学校生活や部活動、仕事などを通じて、時間を守る、ルールを守る、周囲と協力するといった基本的な習慣を身につけておくことも役立つでしょう。
潜水艦乗員になるまでの流れ
日本で潜水艦乗員を目指す場合の大まかな流れは、次のように整理できます。
海上自衛隊の採用試験を受ける
↓
海上自衛官になる
↓
必要な基礎教育や職種教育を受ける
↓
潜水艦乗員候補となる
↓
健康診断・耐圧試験・心理適性検査・面接などの選抜適性検査を受ける
↓
選抜適性検査に合格する
↓
海曹士潜水艦課程または幹部潜水艦課程で専門教育を受ける
↓
脱出訓練、防火・防水訓練、運動・水泳能力測定などを行う
↓
実際の潜水艦で乗艦実習を行う
↓
潜水艦乗員として勤務する
このように、潜水艦乗員になるには、単に海上自衛隊へ入隊するだけではなく、潜水艦勤務への適性を確認する選抜や専門的な教育を受ける必要があります。
潜水艦乗員になるには適性と専門教育が必要
日本で潜水艦の乗組員になるには、まず海上自衛官になることが基本です。
その後、潜水艦乗員候補となり、健康診断、耐圧試験、心理適性検査、面接などの選抜適性検査を受けます。

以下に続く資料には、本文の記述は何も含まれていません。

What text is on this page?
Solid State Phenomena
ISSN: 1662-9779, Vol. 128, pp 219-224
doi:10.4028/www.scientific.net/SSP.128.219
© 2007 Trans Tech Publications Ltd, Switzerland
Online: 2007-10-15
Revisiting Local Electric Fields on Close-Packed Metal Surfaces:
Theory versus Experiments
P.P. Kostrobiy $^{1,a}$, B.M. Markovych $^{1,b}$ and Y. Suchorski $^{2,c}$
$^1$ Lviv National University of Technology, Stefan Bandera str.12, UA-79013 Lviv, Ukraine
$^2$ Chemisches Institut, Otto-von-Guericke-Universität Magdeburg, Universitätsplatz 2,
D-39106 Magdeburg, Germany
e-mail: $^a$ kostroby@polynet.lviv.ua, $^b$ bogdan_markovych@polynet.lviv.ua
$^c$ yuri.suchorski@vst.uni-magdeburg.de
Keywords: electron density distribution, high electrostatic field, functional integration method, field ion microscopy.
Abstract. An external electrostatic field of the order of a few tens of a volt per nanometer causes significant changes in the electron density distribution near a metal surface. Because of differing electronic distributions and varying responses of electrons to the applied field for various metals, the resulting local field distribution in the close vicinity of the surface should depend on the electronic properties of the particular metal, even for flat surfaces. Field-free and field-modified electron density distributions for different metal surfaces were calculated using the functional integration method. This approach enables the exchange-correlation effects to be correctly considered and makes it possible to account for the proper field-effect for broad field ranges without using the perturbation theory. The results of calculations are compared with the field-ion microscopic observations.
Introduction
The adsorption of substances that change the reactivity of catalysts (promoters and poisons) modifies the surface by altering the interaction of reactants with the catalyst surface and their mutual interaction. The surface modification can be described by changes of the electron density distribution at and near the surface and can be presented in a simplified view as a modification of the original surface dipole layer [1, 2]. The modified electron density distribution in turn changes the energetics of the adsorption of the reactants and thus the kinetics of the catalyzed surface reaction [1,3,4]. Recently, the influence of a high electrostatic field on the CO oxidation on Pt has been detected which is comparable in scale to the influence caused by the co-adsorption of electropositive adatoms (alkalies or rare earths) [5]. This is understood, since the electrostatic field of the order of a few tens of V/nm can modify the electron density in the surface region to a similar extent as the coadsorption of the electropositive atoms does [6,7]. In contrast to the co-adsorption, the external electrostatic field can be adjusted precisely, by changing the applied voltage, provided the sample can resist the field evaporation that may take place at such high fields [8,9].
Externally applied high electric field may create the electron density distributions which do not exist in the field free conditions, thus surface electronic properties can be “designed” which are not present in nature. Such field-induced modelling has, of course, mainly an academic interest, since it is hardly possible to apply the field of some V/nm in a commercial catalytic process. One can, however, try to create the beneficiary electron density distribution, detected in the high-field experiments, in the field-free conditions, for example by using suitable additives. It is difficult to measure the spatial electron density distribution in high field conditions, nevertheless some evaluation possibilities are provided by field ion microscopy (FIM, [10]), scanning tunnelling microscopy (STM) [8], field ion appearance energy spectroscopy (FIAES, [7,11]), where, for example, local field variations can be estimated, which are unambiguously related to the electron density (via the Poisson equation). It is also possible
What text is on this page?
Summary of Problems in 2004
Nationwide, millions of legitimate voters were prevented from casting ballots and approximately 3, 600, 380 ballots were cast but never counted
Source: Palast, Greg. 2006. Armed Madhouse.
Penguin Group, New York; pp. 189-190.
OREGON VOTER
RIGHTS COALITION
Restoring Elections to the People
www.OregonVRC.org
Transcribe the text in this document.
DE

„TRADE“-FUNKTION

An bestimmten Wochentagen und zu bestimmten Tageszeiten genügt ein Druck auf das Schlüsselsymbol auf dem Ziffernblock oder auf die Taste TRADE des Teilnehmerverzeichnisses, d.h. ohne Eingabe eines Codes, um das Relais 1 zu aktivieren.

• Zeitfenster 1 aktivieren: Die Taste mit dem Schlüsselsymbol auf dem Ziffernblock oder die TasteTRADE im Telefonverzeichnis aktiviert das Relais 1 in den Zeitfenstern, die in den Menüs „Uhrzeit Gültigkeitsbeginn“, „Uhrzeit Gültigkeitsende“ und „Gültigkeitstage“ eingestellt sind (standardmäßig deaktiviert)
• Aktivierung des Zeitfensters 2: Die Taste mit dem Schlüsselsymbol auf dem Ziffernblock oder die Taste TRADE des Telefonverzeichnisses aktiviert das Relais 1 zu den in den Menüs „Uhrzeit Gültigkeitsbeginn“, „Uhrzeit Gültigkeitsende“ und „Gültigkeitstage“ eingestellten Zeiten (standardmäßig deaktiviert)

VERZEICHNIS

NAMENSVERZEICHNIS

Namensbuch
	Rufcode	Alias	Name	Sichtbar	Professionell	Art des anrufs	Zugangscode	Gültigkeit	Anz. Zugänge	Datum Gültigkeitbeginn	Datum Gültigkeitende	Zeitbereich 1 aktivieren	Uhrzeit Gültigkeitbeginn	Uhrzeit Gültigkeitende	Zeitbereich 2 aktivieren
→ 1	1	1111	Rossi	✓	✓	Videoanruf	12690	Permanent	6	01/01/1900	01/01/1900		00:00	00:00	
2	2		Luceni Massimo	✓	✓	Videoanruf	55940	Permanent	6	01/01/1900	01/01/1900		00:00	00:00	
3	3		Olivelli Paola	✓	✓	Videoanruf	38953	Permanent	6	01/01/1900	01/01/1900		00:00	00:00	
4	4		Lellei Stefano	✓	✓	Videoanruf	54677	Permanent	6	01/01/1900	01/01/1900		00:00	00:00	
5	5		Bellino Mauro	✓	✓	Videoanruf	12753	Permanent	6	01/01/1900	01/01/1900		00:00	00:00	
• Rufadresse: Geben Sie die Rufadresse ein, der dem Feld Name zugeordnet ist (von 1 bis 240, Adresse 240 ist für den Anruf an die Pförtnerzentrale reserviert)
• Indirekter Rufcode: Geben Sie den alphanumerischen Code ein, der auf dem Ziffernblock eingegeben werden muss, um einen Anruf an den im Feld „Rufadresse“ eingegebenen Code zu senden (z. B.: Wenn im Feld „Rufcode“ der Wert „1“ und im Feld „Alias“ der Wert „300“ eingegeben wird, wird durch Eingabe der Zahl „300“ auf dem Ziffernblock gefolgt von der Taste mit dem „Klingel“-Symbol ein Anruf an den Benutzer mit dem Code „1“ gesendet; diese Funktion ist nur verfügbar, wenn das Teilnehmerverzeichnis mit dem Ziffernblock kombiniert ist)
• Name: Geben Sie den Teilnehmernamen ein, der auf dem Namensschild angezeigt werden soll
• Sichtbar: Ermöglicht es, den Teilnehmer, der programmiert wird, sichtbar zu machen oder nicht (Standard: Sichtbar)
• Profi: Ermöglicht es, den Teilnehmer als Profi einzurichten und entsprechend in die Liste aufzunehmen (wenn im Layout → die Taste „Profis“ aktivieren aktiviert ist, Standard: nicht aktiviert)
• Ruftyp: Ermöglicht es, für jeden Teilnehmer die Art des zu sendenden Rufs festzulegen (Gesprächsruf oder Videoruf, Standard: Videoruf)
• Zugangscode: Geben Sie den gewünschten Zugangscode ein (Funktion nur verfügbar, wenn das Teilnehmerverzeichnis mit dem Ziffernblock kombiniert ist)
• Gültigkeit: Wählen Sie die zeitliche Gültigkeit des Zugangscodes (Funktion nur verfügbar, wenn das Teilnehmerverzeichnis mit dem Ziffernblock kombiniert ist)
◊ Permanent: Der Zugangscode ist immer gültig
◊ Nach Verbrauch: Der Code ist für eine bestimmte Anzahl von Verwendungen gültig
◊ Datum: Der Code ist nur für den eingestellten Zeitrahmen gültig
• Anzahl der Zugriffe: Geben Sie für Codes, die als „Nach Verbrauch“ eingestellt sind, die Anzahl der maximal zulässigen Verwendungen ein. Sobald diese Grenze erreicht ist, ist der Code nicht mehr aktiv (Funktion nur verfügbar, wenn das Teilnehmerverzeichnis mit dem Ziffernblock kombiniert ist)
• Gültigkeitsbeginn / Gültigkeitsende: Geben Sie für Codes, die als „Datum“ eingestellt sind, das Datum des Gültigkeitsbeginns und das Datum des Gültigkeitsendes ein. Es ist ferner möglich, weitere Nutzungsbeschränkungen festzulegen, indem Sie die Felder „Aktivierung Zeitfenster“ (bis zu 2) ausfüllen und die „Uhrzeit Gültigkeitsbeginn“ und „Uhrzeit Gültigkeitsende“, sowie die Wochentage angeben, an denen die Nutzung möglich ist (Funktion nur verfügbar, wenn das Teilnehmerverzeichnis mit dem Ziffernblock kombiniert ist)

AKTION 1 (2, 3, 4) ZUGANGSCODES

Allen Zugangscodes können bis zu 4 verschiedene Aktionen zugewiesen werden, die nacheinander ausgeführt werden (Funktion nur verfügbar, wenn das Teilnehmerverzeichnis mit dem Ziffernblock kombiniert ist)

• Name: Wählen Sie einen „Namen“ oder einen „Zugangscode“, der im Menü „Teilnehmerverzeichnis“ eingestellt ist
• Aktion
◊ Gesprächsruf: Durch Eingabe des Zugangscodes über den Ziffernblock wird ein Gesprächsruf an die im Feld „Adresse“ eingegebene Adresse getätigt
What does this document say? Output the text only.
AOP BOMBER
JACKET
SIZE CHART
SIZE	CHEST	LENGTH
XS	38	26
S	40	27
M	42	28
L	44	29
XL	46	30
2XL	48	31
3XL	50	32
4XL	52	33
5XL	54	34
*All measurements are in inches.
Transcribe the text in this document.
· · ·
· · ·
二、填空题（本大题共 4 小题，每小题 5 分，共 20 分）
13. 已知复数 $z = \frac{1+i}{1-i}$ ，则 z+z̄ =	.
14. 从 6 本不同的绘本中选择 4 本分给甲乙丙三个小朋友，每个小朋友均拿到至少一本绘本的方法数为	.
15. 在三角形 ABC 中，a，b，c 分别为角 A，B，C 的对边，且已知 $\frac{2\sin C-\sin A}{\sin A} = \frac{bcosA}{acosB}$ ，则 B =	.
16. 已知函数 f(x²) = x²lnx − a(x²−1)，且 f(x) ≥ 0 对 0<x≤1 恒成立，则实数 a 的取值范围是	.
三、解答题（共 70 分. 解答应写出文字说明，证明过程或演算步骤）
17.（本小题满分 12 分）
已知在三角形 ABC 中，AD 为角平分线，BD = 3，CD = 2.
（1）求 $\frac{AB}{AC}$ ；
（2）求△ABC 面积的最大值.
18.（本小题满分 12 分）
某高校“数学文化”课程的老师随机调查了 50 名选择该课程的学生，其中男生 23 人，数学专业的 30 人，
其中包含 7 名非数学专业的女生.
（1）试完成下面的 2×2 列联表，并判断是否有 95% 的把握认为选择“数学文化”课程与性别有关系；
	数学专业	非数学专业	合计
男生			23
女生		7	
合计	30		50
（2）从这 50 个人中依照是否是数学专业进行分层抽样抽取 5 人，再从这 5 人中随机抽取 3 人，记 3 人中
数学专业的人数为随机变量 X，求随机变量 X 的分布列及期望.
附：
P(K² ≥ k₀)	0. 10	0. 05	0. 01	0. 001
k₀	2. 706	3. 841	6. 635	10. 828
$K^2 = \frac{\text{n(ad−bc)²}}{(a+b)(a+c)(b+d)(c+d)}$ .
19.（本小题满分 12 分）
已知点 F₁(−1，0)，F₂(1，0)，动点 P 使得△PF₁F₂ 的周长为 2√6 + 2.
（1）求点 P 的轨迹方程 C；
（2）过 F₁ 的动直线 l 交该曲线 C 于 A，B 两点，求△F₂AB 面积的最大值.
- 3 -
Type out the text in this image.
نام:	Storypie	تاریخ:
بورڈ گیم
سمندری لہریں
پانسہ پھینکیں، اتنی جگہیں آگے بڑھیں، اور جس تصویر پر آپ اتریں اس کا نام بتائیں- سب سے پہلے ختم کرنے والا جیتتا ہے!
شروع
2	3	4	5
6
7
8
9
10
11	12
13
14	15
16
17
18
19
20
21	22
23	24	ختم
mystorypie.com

選抜を通過した後は潜水艦教育訓練隊で専門教育を受け、脱出訓練や防火・防水訓練、乗艦実習などを経験します。
潜水艦は水中という特殊な環境で活動するため、乗員には高い技術力と冷静な判断力が求められます。
また、艦内には航海、通信、水雷、機関などさまざまな役割があり、多くの乗員が協力して潜水艦を運用しています。
そのため、潜水艦乗員を目指す場合は、まず海上自衛隊の採用制度を確認し、採用試験への準備や基礎体力づくりを進めることが第一歩となります。
応募資格や採用区分などは年度によって変更される場合があるため、実際に受験するときは防衛省・自衛官募集サイトの最新情報を確認するようにしましょう。
以上、潜水艦の乗組員になるにはどうすればよいかについてでした。
最後までお読みいただき、ありがとうございました。